Folic acid and VitB12 are required for DNA synthesis and cell growth and are involved in Hcy metabolism. Without adequate folic acid and VitB12, Hcy concentrations increase. It has been shown that an increase in dietary folic acid results in a corresponding decrease in serum Hcy. Researchers have also reported that folic acid supplementation decreases the levels of Hcy as well as the risk of developing PE [22]. However, Murphy et al. reported that folic acid supplementation had no effect on decreasing high levels of Hcy [23]. Similar findings were observed by Makedos et al. [24], who reported that there was no difference in folic acid and VitB12 levels between normal and preeclampsia women. In our study, the serum concentrations of folic acid and VitB12 in GH and PE were not significantly different from those in the control group. The possible explanation may be that some of the women studied were already aware, before they became pregnant, of the importance of folic acid and various vitamin supplements.

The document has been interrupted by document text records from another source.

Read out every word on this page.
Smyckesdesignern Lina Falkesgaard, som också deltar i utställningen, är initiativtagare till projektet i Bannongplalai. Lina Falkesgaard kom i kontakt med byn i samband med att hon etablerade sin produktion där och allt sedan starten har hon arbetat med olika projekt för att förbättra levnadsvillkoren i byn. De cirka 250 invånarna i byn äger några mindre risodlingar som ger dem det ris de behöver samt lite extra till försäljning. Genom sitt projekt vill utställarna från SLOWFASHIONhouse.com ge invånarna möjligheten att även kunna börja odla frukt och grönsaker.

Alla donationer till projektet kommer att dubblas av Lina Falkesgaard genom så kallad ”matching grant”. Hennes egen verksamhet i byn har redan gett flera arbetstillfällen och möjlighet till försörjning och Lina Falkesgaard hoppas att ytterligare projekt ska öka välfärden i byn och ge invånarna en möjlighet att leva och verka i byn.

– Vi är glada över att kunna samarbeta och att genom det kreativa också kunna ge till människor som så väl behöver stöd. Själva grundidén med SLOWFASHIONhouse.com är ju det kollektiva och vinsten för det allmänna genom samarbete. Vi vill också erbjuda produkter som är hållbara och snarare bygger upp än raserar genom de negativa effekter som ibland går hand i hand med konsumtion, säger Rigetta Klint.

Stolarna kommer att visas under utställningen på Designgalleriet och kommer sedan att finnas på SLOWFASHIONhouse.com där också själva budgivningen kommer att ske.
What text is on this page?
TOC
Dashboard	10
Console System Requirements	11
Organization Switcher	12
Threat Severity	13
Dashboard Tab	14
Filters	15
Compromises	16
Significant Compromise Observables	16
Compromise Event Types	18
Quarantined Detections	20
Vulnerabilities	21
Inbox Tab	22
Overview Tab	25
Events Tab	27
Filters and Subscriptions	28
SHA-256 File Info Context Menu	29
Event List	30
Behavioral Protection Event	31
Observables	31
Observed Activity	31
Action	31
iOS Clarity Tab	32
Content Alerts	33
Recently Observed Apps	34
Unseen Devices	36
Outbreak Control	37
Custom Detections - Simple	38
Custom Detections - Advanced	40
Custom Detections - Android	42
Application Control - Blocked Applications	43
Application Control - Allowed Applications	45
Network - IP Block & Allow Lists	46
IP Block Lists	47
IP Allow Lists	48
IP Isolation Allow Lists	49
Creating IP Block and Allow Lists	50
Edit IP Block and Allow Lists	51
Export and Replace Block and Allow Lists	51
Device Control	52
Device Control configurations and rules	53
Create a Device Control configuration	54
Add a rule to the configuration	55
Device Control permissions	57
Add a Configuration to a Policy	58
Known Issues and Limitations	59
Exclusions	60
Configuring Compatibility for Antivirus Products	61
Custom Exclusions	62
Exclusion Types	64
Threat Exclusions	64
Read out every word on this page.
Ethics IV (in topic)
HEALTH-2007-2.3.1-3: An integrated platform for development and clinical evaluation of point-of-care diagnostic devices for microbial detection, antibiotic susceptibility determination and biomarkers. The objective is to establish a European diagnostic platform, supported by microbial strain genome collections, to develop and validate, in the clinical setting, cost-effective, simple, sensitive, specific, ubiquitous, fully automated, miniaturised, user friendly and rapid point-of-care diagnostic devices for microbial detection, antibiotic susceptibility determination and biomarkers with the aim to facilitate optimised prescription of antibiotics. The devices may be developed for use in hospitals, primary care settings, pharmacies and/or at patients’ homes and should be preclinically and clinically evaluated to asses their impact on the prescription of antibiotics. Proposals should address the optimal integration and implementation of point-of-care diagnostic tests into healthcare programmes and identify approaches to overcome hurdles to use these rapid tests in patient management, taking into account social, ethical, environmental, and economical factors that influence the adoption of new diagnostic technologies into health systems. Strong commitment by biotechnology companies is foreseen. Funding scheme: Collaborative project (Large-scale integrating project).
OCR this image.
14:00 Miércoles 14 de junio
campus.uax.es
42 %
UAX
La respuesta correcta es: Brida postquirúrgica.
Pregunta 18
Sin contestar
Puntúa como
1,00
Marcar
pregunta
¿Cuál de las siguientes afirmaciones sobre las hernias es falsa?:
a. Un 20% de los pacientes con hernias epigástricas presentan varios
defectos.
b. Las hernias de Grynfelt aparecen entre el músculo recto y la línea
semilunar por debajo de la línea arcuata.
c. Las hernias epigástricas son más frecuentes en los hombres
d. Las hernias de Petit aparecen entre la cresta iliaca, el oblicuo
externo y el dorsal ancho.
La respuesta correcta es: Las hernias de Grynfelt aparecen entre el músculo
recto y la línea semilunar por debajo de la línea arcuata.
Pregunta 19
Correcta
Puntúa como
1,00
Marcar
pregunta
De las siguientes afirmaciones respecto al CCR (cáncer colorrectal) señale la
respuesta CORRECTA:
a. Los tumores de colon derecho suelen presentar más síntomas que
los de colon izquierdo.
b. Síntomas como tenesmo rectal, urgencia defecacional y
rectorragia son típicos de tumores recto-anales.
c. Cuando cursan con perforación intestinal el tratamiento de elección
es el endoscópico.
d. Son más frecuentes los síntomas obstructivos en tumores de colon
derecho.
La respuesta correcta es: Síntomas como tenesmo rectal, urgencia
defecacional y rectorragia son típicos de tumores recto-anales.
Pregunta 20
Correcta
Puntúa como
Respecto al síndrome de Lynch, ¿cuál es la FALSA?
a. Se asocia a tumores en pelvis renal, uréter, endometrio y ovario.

Our study has several limitations. First, although we assessed some potential confounding factors that had previously been reported to influence GH and PE, there were several other potential confounders, such as smoking status and family history of hypertension, that were not included in our database. Additionally, we obtained only a single serum Hcy sample in the first trimester for each patient; this may be regarded as another limitation of the study. Finally, we were unable to determine whether our subjects had taken a folic acid supplement before or during pregnancy; this deserves further research.

Our study revealed that Hcy in the first trimester significantly increased in those who developed severe PE. The possible mechanism maybe that homocysteine in the first trimester may cause endothelial dysfunction and, with the progression of pregnancy, this homocysteine-related endothelial injury may aggravate the placental ischemia, thus leading to the development of severe preeclampsia. However, we did not find a relationship between Hcy and GH. The possible mechanism should be confirmed in future extensive studies.

Conclusions

Our study reveals that elevated plasma Hcy concentration in the first trimester of pregnancy is an independent risk factor for severe PE; however, it is not a useful marker for the subsequent development of GH or mild PE. Further studies are needed to address the role of Hcy in the pathogenesis of gestational hypertension and preeclampsia, especially in severe preeclampsia.